L’adoption d’une pilule empoisonnée donne aussi souvent lieu à des poursuites judiciaires alléguant que le conseil d’administration et l’équipe de direction d’une société utilisent cette tactique pour conserver leur emploi, au détriment des intérêts des actionnaires. Ces plaintes sont parfois déposées par des actionnaires qui pensent qu’une offre de rachat est équitable et qui veulent se retirer à ce prix ou par le soumissionnaire qui souhaite faire l’acquisition.
COMMENT ELON MUSK A-T-IL RÉAGI À L’ANNONCE DE TWITTER ?
Musk, un tweeteur prolifique avec 82 millions de followers sur Twitter, n’a pas eu de réaction immédiate à la pilule empoisonnée de la société. Mais jeudi, il a indiqué qu’il était prêt à engager une bataille juridique.
« Si le conseil d’administration actuel de Twitter prend des mesures contraires aux intérêts des actionnaires, il violerait son devoir fiduciaire », a tweeté Musk. « La responsabilité qu’ils assumeraient ainsi serait d’une ampleur titanesque ».
Musk a déclaré publiquement que son offre de 43 milliards de dollars était sa meilleure et dernière offre pour Twitter, mais d’autres prétendants ont fait des déclarations similaires avant de finalement faire monter les enchères. Avec une fortune estimée à 265 milliards de dollars, Musk semble avoir les poches assez profondes pour augmenter son offre, bien qu’il soit encore en train de réfléchir à la manière de financer l’achat proposé.
COMMENT CETTE DÉFENSE A-T-ELLE FONCTIONNÉ DANS LE PASSÉ ?
Les luttes d’offres publiques d’achat se transforment souvent en jeux qui incluent des pilules empoisonnées et d’autres manœuvres destinées à rendre un rachat plus difficile. C’est ce qui s’est passé dans l’une des plus grandes et des plus longues danses de rachat de l’histoire de la Silicon Valley…
Après que le fabricant de logiciels d’entreprise Oracle a fait une offre non sollicitée de 5,1 milliards de dollars pour son rival PeopleSoft en juin 2003, les deux sociétés ont passé les 18 mois suivants à se battre l’une contre l’autre.
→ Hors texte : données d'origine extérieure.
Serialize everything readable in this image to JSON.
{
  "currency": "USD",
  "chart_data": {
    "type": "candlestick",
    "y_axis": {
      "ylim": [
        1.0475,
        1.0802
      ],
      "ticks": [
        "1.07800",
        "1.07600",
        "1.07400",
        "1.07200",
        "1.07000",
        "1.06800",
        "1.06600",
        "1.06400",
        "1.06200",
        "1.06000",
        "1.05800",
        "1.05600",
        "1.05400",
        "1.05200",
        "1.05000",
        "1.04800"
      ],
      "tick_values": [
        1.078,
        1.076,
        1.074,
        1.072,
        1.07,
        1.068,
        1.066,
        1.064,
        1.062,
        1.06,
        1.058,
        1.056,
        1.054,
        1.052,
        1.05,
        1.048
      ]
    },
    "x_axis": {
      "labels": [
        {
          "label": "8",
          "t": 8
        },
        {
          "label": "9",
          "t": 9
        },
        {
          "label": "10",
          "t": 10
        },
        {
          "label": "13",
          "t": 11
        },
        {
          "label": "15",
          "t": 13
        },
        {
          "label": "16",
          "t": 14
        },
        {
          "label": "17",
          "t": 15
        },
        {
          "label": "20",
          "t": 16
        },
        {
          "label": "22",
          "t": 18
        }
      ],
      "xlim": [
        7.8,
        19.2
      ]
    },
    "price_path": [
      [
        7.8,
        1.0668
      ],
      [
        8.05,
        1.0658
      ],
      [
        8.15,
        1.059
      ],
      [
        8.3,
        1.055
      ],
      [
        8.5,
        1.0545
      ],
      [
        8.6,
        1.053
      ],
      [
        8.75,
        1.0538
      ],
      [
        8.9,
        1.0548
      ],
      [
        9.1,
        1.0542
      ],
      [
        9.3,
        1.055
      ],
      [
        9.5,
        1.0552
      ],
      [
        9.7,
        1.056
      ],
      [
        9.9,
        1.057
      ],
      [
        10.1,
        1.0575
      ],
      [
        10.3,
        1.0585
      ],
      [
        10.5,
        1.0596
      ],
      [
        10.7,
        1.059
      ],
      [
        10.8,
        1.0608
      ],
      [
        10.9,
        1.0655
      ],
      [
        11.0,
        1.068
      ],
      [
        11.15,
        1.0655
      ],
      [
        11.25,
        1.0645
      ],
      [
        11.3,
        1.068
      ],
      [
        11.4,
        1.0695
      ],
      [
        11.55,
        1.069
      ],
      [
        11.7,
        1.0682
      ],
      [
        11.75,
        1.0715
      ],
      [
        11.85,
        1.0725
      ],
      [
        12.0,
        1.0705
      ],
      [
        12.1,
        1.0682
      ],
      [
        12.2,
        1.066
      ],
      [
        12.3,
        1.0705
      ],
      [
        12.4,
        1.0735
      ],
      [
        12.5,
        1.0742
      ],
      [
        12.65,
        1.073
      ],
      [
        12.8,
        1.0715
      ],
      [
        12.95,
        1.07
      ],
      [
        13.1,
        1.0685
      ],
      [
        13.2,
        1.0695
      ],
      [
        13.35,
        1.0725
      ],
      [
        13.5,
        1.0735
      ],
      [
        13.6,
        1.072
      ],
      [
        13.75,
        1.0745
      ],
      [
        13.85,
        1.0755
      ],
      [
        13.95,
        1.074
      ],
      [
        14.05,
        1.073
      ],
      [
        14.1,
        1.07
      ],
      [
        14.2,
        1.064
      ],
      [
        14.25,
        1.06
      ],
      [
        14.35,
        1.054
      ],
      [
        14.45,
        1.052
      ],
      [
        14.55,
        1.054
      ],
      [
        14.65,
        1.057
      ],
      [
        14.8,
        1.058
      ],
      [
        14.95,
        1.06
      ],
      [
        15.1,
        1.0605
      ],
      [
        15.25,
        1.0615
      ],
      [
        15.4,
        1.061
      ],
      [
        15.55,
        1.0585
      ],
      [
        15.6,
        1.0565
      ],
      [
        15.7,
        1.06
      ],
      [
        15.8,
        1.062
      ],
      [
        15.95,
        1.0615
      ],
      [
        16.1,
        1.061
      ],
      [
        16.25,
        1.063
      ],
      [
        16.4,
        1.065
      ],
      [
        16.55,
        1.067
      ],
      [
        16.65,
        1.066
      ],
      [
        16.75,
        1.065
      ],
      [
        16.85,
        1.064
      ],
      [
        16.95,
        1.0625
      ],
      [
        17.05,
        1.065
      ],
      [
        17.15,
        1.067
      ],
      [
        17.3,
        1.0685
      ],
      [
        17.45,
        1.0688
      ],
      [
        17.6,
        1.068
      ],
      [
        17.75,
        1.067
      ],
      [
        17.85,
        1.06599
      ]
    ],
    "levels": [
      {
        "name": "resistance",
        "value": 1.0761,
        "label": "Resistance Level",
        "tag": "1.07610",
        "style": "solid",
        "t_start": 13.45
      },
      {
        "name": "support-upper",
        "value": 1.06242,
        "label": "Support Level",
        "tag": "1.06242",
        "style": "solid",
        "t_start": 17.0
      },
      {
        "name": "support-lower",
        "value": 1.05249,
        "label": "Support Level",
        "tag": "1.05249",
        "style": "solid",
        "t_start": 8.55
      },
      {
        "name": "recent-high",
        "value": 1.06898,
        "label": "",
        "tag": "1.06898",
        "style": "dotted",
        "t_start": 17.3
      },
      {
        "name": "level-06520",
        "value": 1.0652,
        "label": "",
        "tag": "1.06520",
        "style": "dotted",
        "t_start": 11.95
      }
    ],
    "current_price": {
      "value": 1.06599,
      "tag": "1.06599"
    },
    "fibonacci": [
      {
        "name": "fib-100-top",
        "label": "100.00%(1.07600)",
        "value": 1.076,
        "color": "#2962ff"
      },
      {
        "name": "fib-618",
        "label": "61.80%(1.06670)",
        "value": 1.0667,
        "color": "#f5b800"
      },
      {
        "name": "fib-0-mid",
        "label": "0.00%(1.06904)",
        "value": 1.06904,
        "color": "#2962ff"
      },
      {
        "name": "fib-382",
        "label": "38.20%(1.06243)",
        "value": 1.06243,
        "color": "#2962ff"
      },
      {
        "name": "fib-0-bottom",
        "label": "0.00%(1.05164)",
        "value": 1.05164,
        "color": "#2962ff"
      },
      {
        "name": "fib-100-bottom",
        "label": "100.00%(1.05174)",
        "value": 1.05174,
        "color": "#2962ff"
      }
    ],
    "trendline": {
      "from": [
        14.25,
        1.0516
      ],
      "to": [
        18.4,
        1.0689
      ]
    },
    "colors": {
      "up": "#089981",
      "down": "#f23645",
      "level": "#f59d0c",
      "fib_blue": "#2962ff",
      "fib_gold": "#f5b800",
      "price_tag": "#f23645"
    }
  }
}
Dans le cadre de sa défense, PeopleSoft a non seulement adopté une pilule empoisonnée qui autorisait le conseil d’administration à inonder le marché d’actions supplémentaires, mais elle a également créé ce qu’elle a appelé un « programme d’assurance client ». Ce plan promettait de payer aux clients cinq fois le coût de leurs licences de logiciels si PeopleSoft était vendu dans les deux années suivantes, créant ainsi une responsabilité estimée à 800 millions de dollars pour une société acquéreuse.
PeopleSoft a également bénéficié d’un autre coup de pouce lorsque le ministère américain de la Justice a intenté une action en justice antitrust visant à bloquer un rachat, bien qu’un juge ait tranché en faveur d’Oracle.
Même si la société a fini par être vendue à Oracle, la stratégie de défense de PeopleSoft a été payante pour ses actionnaires. Le prix d’achat final d’Oracle était de 11,1 milliards de dollars, soit plus du double de son offre initiale.